01.01.20

Als ich eben in meinem Bett aufgewacht bin, dachte ich kurz, dass ich das alles nur geträumt habe, bis ich meinem Spiegelbild beim Zähneputzen begegnete. Ich traf den Mund nicht, weil meine Augen an den kurzen Haaren klebten. Selbst nüchtern sah das immer noch gut aus. Eine Seite wie stoppelig rasiert, weil ich mich dort in der Länge verschätzt hatte, darüber aber stufig längere, die ich mir gerade noch hinters Ohr klemmen konnte, und der Rest passte irgendwie dazu, obwohl nichts daran symmetrisch war. Mit Haarlack könnte ich mir auch einen kleinen Iro machen, hatte Thomas gemeint, aber das werde ich schön bleiben lassen.
Noch bemerkenswerter als meine Frisur war die Tatsache, dass ich ausgeschlafen war. War war war. War was?

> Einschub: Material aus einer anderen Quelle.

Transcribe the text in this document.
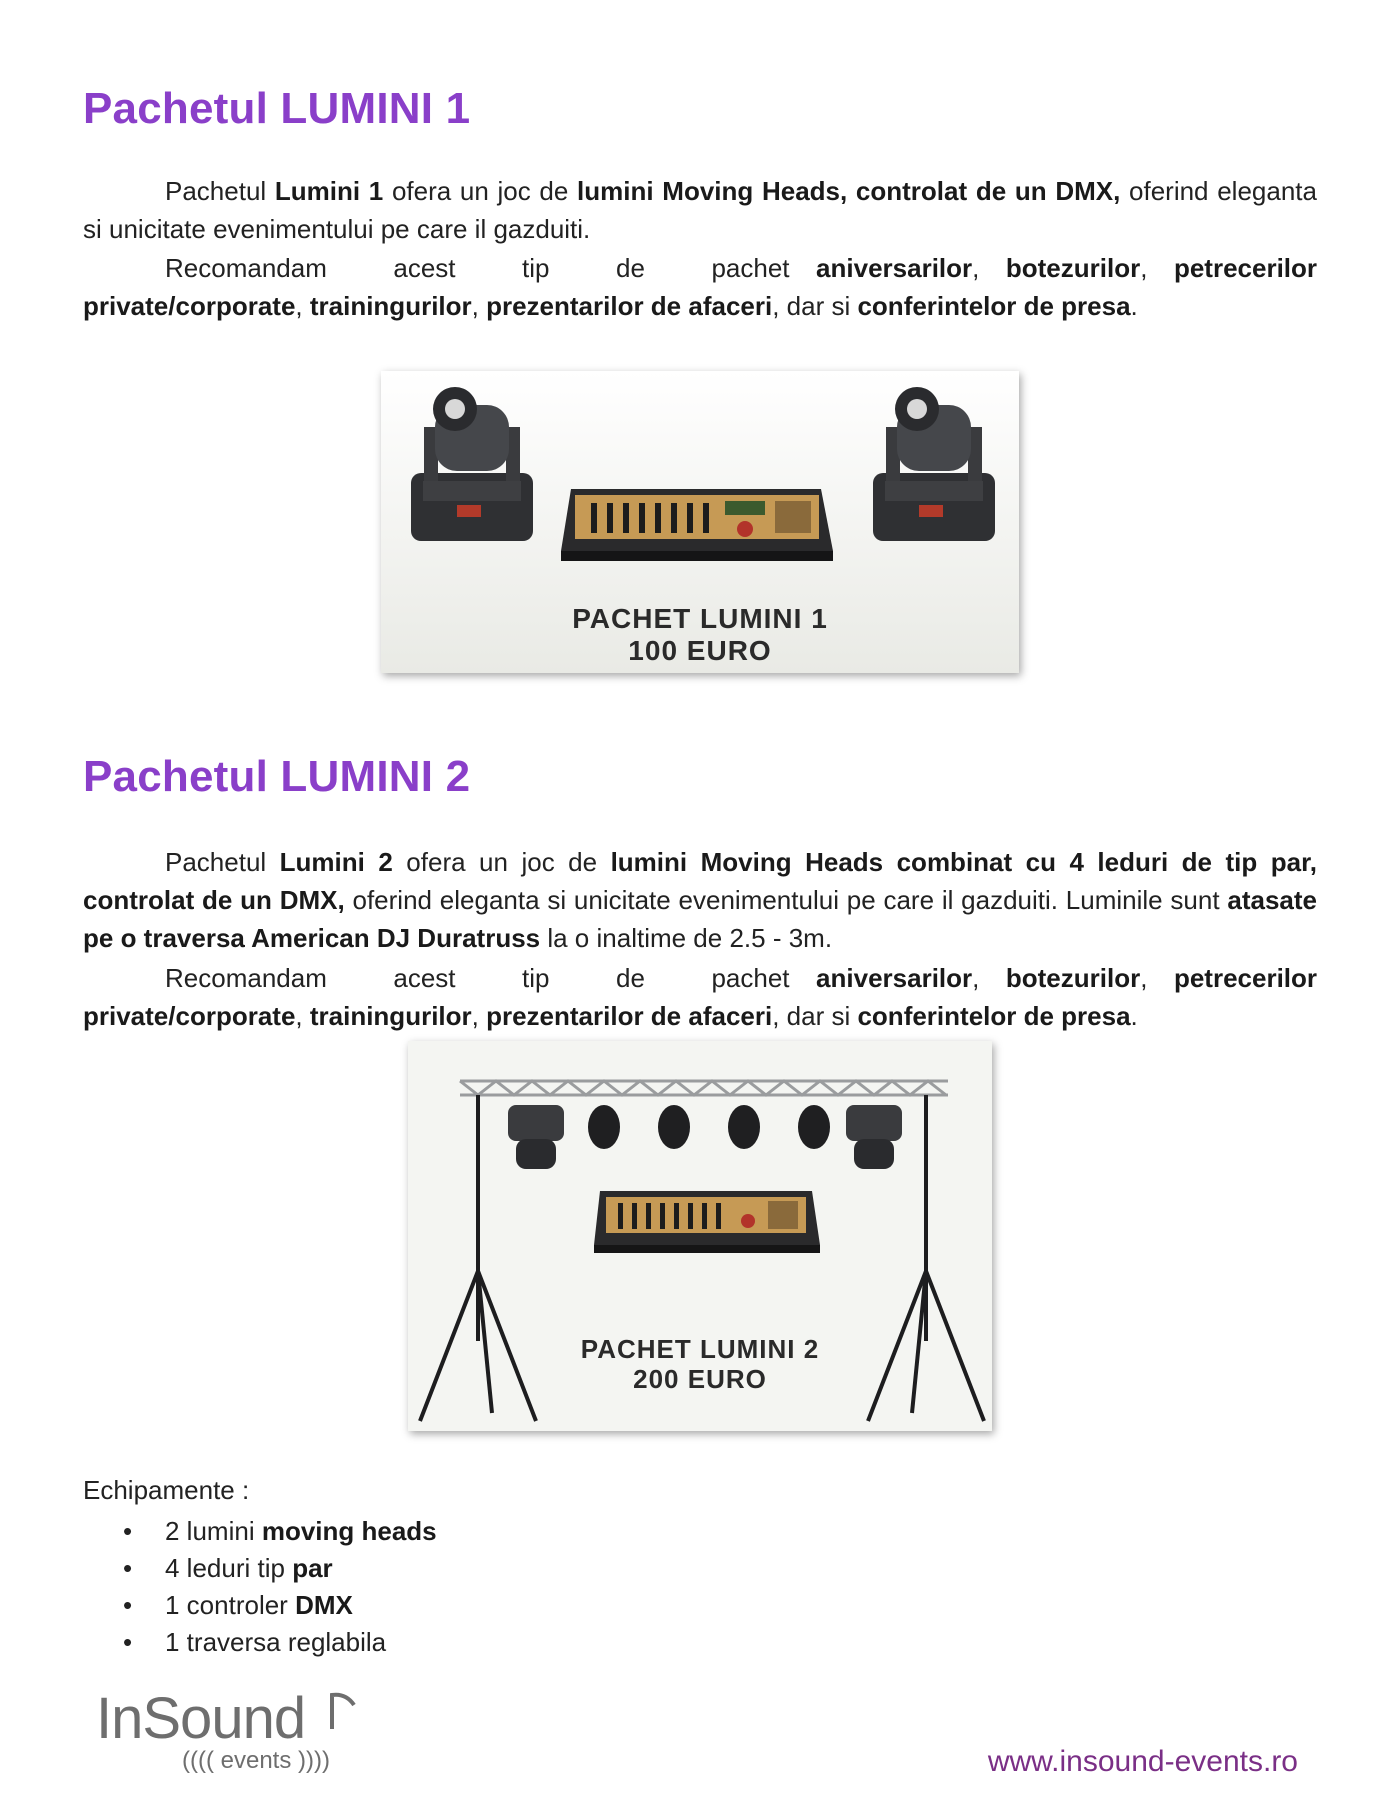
Pachetul LUMINI 1

Pachetul Lumini 1 ofera un joc de lumini Moving Heads, controlat de un DMX, oferind eleganta si unicitate evenimentului pe care il gazduiti.

Recomandam	acest	tip	de	pachet aniversarilor, botezurilor, petrecerilor private/corporate, trainingurilor, prezentarilor de afaceri, dar si conferintelor de presa.

PACHET LUMINI 1
100 EURO
Pachetul LUMINI 2

Pachetul Lumini 2 ofera un joc de lumini Moving Heads combinat cu 4 leduri de tip par, controlat de un DMX, oferind eleganta si unicitate evenimentului pe care il gazduiti. Luminile sunt atasate pe o traversa American DJ Duratruss la o inaltime de 2.5 - 3m.

Recomandam	acest	tip	de	pachet aniversarilor, botezurilor, petrecerilor private/corporate, trainingurilor, prezentarilor de afaceri, dar si conferintelor de presa.

PACHET LUMINI 2
200 EURO

Echipamente :

• 2 lumini moving heads
• 4 leduri tip par
• 1 controler DMX
• 1 traversa reglabila
InSound
(((( events ))))	www.insound-events.ro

Das Gefühl hielt den ganzen Tag an, auch in der Arbeit. Wobei dort die erschrockenen Gesichter meiner Kolleginnen dazu führten, dass mir am Ende der Schicht schon die Mundwinkel vom vielen Grinsen weh taten. Die aufgerissenen Augen, die Hände vor dem Mund, die daneben gekippte Muttermilch.

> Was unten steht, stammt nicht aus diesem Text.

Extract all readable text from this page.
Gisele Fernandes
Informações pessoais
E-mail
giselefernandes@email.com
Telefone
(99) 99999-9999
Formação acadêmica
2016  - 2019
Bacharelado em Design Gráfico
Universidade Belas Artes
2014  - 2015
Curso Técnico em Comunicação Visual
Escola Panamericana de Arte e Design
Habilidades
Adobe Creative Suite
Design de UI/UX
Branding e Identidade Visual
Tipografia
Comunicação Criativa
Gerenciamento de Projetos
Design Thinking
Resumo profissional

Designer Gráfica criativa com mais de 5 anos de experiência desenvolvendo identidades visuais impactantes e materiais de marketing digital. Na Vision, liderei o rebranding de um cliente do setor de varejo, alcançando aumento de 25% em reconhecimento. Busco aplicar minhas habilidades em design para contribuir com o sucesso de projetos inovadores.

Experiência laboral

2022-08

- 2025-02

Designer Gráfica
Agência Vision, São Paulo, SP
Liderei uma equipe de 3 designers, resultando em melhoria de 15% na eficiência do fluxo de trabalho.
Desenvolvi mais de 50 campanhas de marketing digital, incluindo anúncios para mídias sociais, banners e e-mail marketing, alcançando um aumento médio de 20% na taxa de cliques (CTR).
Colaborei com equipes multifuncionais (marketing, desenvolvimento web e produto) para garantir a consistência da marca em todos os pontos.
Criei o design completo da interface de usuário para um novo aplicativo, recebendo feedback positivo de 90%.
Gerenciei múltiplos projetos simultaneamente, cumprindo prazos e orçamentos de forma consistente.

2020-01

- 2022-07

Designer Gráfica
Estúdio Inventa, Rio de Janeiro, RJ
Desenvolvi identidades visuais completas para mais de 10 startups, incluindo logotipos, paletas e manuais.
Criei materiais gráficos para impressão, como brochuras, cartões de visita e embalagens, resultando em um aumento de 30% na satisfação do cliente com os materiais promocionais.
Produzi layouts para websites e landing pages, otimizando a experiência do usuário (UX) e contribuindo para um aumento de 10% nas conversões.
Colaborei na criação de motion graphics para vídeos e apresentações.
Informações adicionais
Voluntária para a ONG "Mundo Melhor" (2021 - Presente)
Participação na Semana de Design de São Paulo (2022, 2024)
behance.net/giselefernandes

„Was denn?“, fragte ich in die Runde.
„Und das Pflaster am Hinterkopf? Am Haaransatz?“
„Ach, kannst du mir das bitte abmachen? Das war ein doofer Scherz vom Friseur. Das ist seine Trademark, oder so. Ist eine Anspielung auf Pulp Fiction, nicht weil er mich geschnitten hätte – Au!“ Ich rieb mir den Nacken. „Danke.“
„Du, da steht tatsächlich eine Adresse drauf. Auf der Innenseite über der Wundauflage.“ Tina kicherte. „Und bei dem warst du?“
„Nein, der war bei mir im Haus. Wieso, was steht denn da?“ „Du trägst jetzt Ostfriese.“

Okay, mir fallen die Augen zu. Es fühlt sich unbeschreiblich gut an, sich von dieser Schwere einfach mitreißen lassen zu wollen, wohin auch immer. So darf das Jahr gerne weiter gehen.